Themenüberblick

Regner fordert auch EU-Sozialminister

Die am Mittwoch in Brüssel von der EU-Kommission vorgestellten Pläne zur Vertiefung der Wirtschafts- und Währungsunion stoßen bei österreichischen EU-Abgeordneten auf Zustimmung. Für die SPÖ-Delegationsleiterin im EU-Parlament, Evelyn Regner, sind es „wichtige Schritte, um Europa krisenfester zu machen“. Othmar Karas, ÖVP-Delegationsleiter, sieht darin eigene „jahrelange Forderungen“.

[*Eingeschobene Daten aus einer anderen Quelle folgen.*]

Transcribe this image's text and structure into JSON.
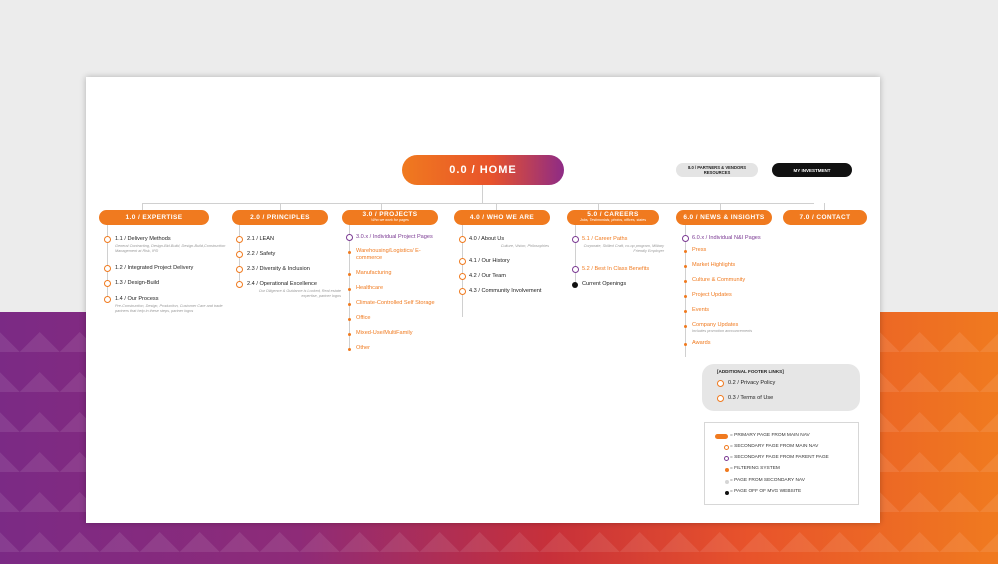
{
  "home": "0.0 / HOME",
  "top_right": {
    "partners_line1": "8.0 / PARTNERS & VENDORS",
    "partners_line2": "RESOURCES",
    "investment": "MY INVESTMENT"
  },
  "nav": [
    {
      "label": "1.0 / EXPERTISE",
      "sub": ""
    },
    {
      "label": "2.0 / PRINCIPLES",
      "sub": ""
    },
    {
      "label": "3.0 / PROJECTS",
      "sub": "Who we work for pages"
    },
    {
      "label": "4.0 / WHO WE ARE",
      "sub": ""
    },
    {
      "label": "5.0 / CAREERS",
      "sub": "Jobs, Testimonials, photos, offices, states"
    },
    {
      "label": "6.0 / NEWS & INSIGHTS",
      "sub": ""
    },
    {
      "label": "7.0 / CONTACT",
      "sub": ""
    }
  ],
  "expertise": [
    {
      "label": "1.1 / Delivery Methods",
      "desc": "General Contracting, Design-Bid-Build, Design-Build,Construction Management at Risk, IPD"
    },
    {
      "label": "1.2 / Integrated Project Delivery",
      "desc": ""
    },
    {
      "label": "1.3 / Design-Build",
      "desc": ""
    },
    {
      "label": "1.4 / Our Process",
      "desc": "Pre-Construction, Design, Production, Customer Care and trade partners that help in these steps, partner logos"
    }
  ],
  "principles": [
    {
      "label": "2.1 / LEAN",
      "desc": ""
    },
    {
      "label": "2.2 / Safety",
      "desc": ""
    },
    {
      "label": "2.3 / Diversity & Inclusion",
      "desc": ""
    },
    {
      "label": "2.4 / Operational Excellence",
      "desc": "Our Diligence & Guidance is Locked, Real estate expertise, partner logos"
    }
  ],
  "projects": {
    "first": "3.0.x / Individual Project Pages",
    "filters": [
      "Warehousing/Logistics/ E-commerce",
      "Manufacturing",
      "Healthcare",
      "Climate-Controlled Self Storage",
      "Office",
      "Mixed-Use/MultiFamily",
      "Other"
    ]
  },
  "who": [
    {
      "label": "4.0 / About Us",
      "desc": "Culture, Vision, Philosophies"
    },
    {
      "label": "4.1 / Our History",
      "desc": ""
    },
    {
      "label": "4.2 / Our Team",
      "desc": ""
    },
    {
      "label": "4.3 / Community Involvement",
      "desc": ""
    }
  ],
  "careers": [
    {
      "label": "5.1 / Career Paths",
      "desc": "Corporate, Skilled Craft, co-op program, Military Friendly Employer"
    },
    {
      "label": "5.2 / Best In Class Benefits",
      "desc": ""
    },
    {
      "label": "Current Openings",
      "desc": ""
    }
  ],
  "news": {
    "first": "6.0.x / Individual N&I Pages",
    "filters": [
      {
        "label": "Press",
        "desc": ""
      },
      {
        "label": "Market Highlights",
        "desc": ""
      },
      {
        "label": "Culture & Community",
        "desc": ""
      },
      {
        "label": "Project Updates",
        "desc": ""
      },
      {
        "label": "Events",
        "desc": ""
      },
      {
        "label": "Company Updates",
        "desc": "Includes promotion announcements"
      },
      {
        "label": "Awards",
        "desc": ""
      }
    ]
  },
  "footer": {
    "title": "[ADDITIONAL FOOTER LINKS]",
    "items": [
      "0.2 / Privacy Policy",
      "0.3 / Terms of Use"
    ]
  },
  "legend": [
    "= PRIMARY PAGE FROM MAIN NAV",
    "= SECONDARY PAGE FROM MAIN NAV",
    "= SECONDARY PAGE FROM PARENT PAGE",
    "= FILTERING SYSTEM",
    "= PAGE FROM SECONDARY NAV",
    "= PAGE OFF OF MVG WEBSITE"
  ],
  "colors": {
    "orange": "#f07a1f",
    "purple": "#7b3a93",
    "black": "#111111"
  }
}
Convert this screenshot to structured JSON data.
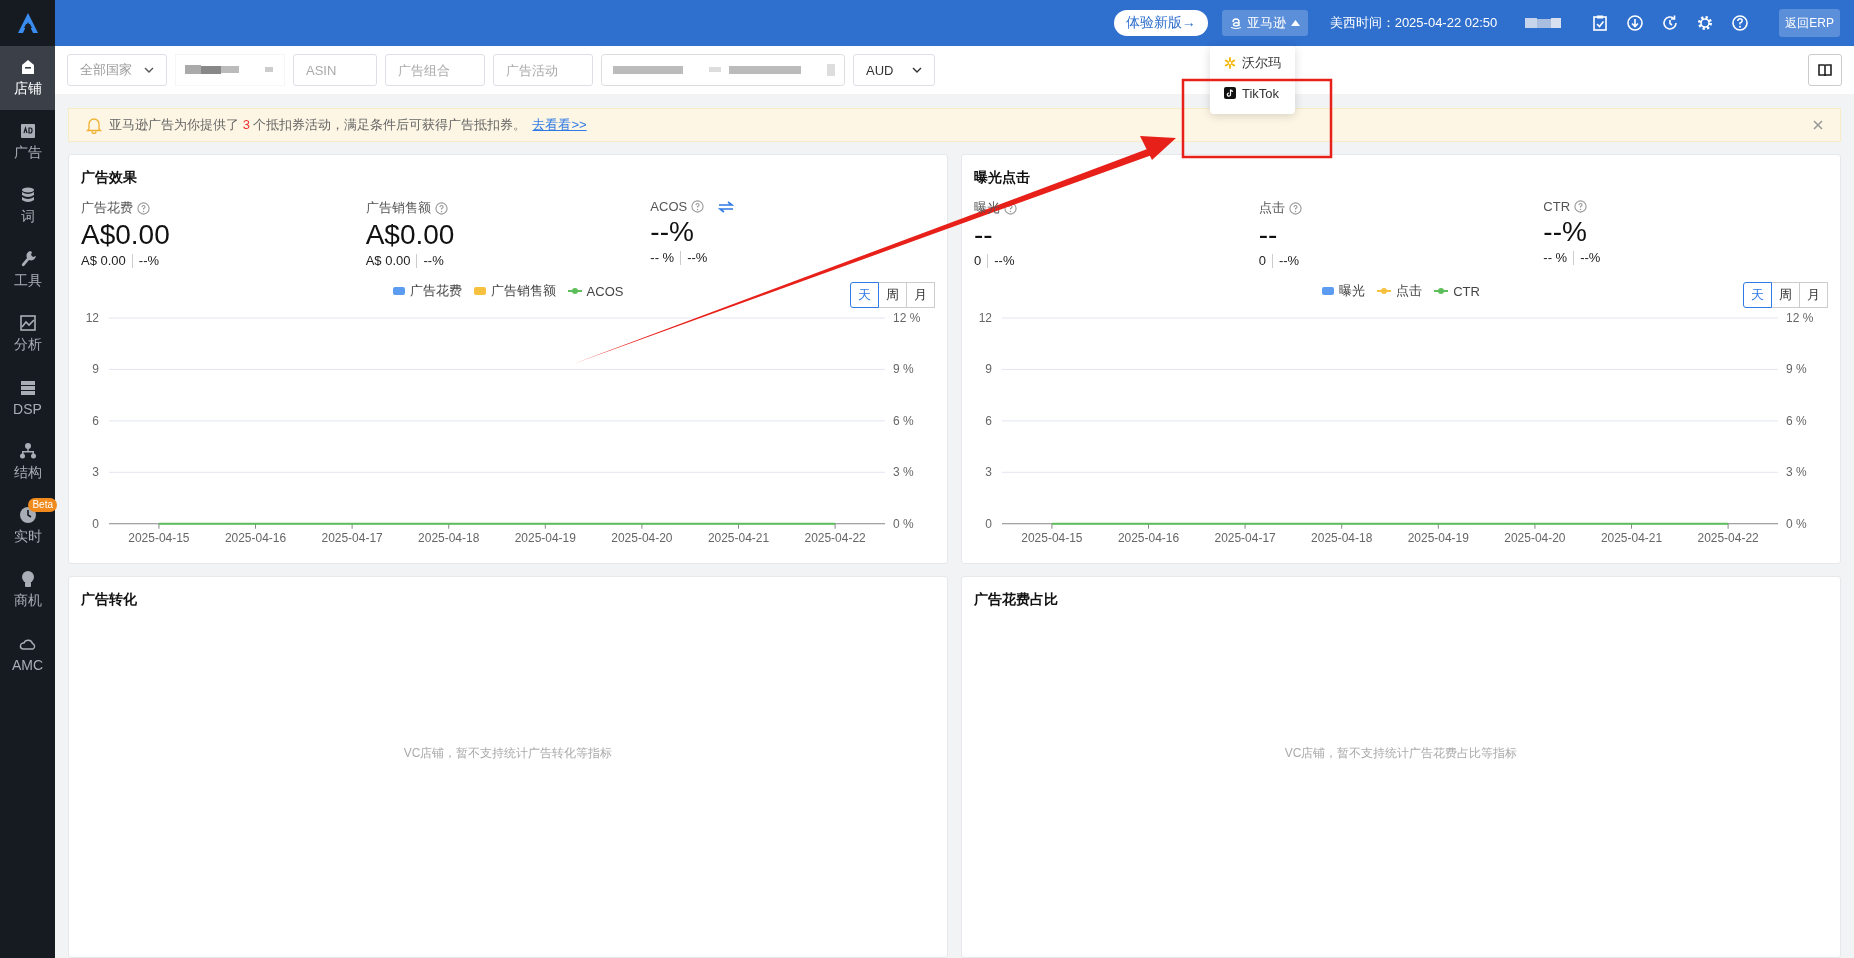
{
  "sidebar": {
    "items": [
      {
        "label": "店铺",
        "selected": true
      },
      {
        "label": "广告",
        "selected": false
      },
      {
        "label": "词",
        "selected": false
      },
      {
        "label": "工具",
        "selected": false
      },
      {
        "label": "分析",
        "selected": false
      },
      {
        "label": "DSP",
        "selected": false
      },
      {
        "label": "结构",
        "selected": false
      },
      {
        "label": "实时",
        "selected": false,
        "badge": "Beta"
      },
      {
        "label": "商机",
        "selected": false
      },
      {
        "label": "AMC",
        "selected": false
      }
    ]
  },
  "topbar": {
    "new_version_button": "体验新版→",
    "platform_button": "亚马逊",
    "time": "美西时间：2025-04-22 02:50",
    "erp_button": "返回ERP"
  },
  "platform_menu": [
    {
      "label": "沃尔玛",
      "kind": "walmart"
    },
    {
      "label": "TikTok",
      "kind": "tiktok"
    }
  ],
  "filters": {
    "country": "全部国家",
    "asin": {
      "placeholder": "ASIN"
    },
    "ad_group": {
      "placeholder": "广告组合"
    },
    "campaign": {
      "placeholder": "广告活动"
    },
    "currency": "AUD"
  },
  "notice": {
    "prefix": "亚马逊广告为你提供了",
    "count": "3",
    "suffix": "个抵扣券活动，满足条件后可获得广告抵扣券。",
    "link": "去看看>>"
  },
  "panels": [
    {
      "title": "广告效果",
      "metrics": [
        {
          "label": "广告花费",
          "value": "A$0.00",
          "sub_value": "A$ 0.00",
          "sub_change": "--%",
          "switchable": false
        },
        {
          "label": "广告销售额",
          "value": "A$0.00",
          "sub_value": "A$ 0.00",
          "sub_change": "--%",
          "switchable": false
        },
        {
          "label": "ACOS",
          "value": "--%",
          "sub_value": "-- %",
          "sub_change": "--%",
          "switchable": true
        }
      ],
      "legend_markers": [
        {
          "kind": "bar"
        },
        {
          "kind": "bar"
        },
        {
          "kind": "line"
        }
      ],
      "periods": [
        {
          "label": "天",
          "selected": true
        },
        {
          "label": "周",
          "selected": false
        },
        {
          "label": "月",
          "selected": false
        }
      ],
      "right_axis_labels": [
        "12 %",
        "9 %",
        "6 %",
        "3 %",
        "0 %"
      ],
      "chart_data": {
        "type": "line",
        "categories": [
          "2025-04-15",
          "2025-04-16",
          "2025-04-17",
          "2025-04-18",
          "2025-04-19",
          "2025-04-20",
          "2025-04-21",
          "2025-04-22"
        ],
        "ylim": [
          0,
          12
        ],
        "yticks": [
          0,
          3,
          6,
          9,
          12
        ],
        "grid": true,
        "series": [
          {
            "name": "广告花费",
            "color": "#5b9cf0",
            "values": [
              null,
              null,
              null,
              null,
              null,
              null,
              null,
              null
            ]
          },
          {
            "name": "广告销售额",
            "color": "#f7c140",
            "values": [
              null,
              null,
              null,
              null,
              null,
              null,
              null,
              null
            ]
          },
          {
            "name": "ACOS",
            "color": "#5cbf5c",
            "values": [
              0,
              0,
              0,
              0,
              0,
              0,
              0,
              0
            ]
          }
        ]
      }
    },
    {
      "title": "曝光点击",
      "metrics": [
        {
          "label": "曝光",
          "value": "--",
          "sub_value": "0",
          "sub_change": "--%",
          "switchable": false
        },
        {
          "label": "点击",
          "value": "--",
          "sub_value": "0",
          "sub_change": "--%",
          "switchable": false
        },
        {
          "label": "CTR",
          "value": "--%",
          "sub_value": "-- %",
          "sub_change": "--%",
          "switchable": false
        }
      ],
      "legend_markers": [
        {
          "kind": "bar"
        },
        {
          "kind": "line"
        },
        {
          "kind": "line"
        }
      ],
      "periods": [
        {
          "label": "天",
          "selected": true
        },
        {
          "label": "周",
          "selected": false
        },
        {
          "label": "月",
          "selected": false
        }
      ],
      "right_axis_labels": [
        "12 %",
        "9 %",
        "6 %",
        "3 %",
        "0 %"
      ],
      "chart_data": {
        "type": "line",
        "categories": [
          "2025-04-15",
          "2025-04-16",
          "2025-04-17",
          "2025-04-18",
          "2025-04-19",
          "2025-04-20",
          "2025-04-21",
          "2025-04-22"
        ],
        "ylim": [
          0,
          12
        ],
        "yticks": [
          0,
          3,
          6,
          9,
          12
        ],
        "grid": true,
        "series": [
          {
            "name": "曝光",
            "color": "#5b9cf0",
            "values": [
              null,
              null,
              null,
              null,
              null,
              null,
              null,
              null
            ]
          },
          {
            "name": "点击",
            "color": "#f7c140",
            "values": [
              null,
              null,
              null,
              null,
              null,
              null,
              null,
              null
            ]
          },
          {
            "name": "CTR",
            "color": "#5cbf5c",
            "values": [
              0,
              0,
              0,
              0,
              0,
              0,
              0,
              0
            ]
          }
        ]
      }
    }
  ],
  "empty_panels": [
    {
      "title": "广告转化",
      "message": "VC店铺，暂不支持统计广告转化等指标"
    },
    {
      "title": "广告花费占比",
      "message": "VC店铺，暂不支持统计广告花费占比等指标"
    }
  ]
}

Nach Vorstellung der EU-Kommission soll aus dem bisherigen Europäischen Rettungsschirm (ESM) ein Europäischer Währungsfonds (EWF) entstehen sowie das Amt des EU-Finanzministers geschaffen werden. Dieser sollte dann mehrere Funktionen auf sich vereinen und gleichzeitig Vizepräsident der EU-Kommission und Euro-Gruppe-Vorsitzender sein.

„Stärkere Kontrolle des Parlaments“

Karas begrüßt den geplanten Posten des EU-Finanzministers, denn dadurch unterliege die Euro-Gruppe „auch stärker der Kontrolle des EU-Parlaments“. Der EWF könnte zudem als „eine Art Frühwarnsystem für potenzielle Krisenländer betrieben“ werden. Die EU-Staaten fordert der EU-Abgeordnete auf, „ein unwiderrufliches, starkes Fundament für den Euro zu schaffen“.

Auch Regner sieht nun die Staats- und Regierungschefs der EU gefordert, „diese Pläne noch ambitionierter umzusetzen“. Gleichzeitig drängt die Sozialdemokratin aber auf einen „grundsätzlichen Politikwandel in Europa“: So brauche es nicht nur einen EU-Finanzminister, sondern auch einen EU-Sozialminister. Außerdem, so Regner, müsse „beim ausgebauten ESM das EU-Parlament mitbestimmen können“.

Pläne „sorgfältig und selbstbewusst“ prüfen

Der deutsche Finanzminister Peter Altmaier (CDU) äußerte sich zurückhaltend zu den Reformplänen. „Wir werden diese Vorschläge sehr sorgfältig, sehr konstruktiv und sehr selbstbewusst prüfen“, sagte er. Man messe alle Vorschläge daran, ob sie die EU und die Euro-Zone stabilisieren und wirtschaftlich voranbringen. Die Vorschläge verlangten keine konkreten Entscheidungen in den nächsten Wochen und Monaten, sagte der geschäftsführende Finanzminister mit Blick auf die schwierige Regierungsbildung in Deutschland.

Die Vorschläge der EU-Kommission lägen nun auf dem Tisch, das bedeute aber nicht, dass alle Vorschläge so umgesetzt werden. Altmaier verwies aber darauf, dass sein Vorgänger Wolfgang Schäuble eine schrittweise Umwandlung des ESM in einen EWF vorgeschlagen habe. Zu den Plänen der Kommission über einen EU-Finanzminister sagte Altmaier, sein Eindruck sei, die Kommission wolle keine kurzfristige Lösung. Die Vorschläge seien diskussionsbedürftig.

Kritik von Attac

Aus der Sicht der NGO Attac verstärken die vorgestellten Pläne die falsche Grundausrichtung der Euro-Zone. „Solange der Euro im Kern auf Standortwettbewerb, dem Zwang zu neoliberalen Reformen und immer mehr Druck auf die nationalen Budgets basiert, ist jede weitere Vertiefung abzulehnen“, teilte Attac Österreich mittels Presseaussendung mit.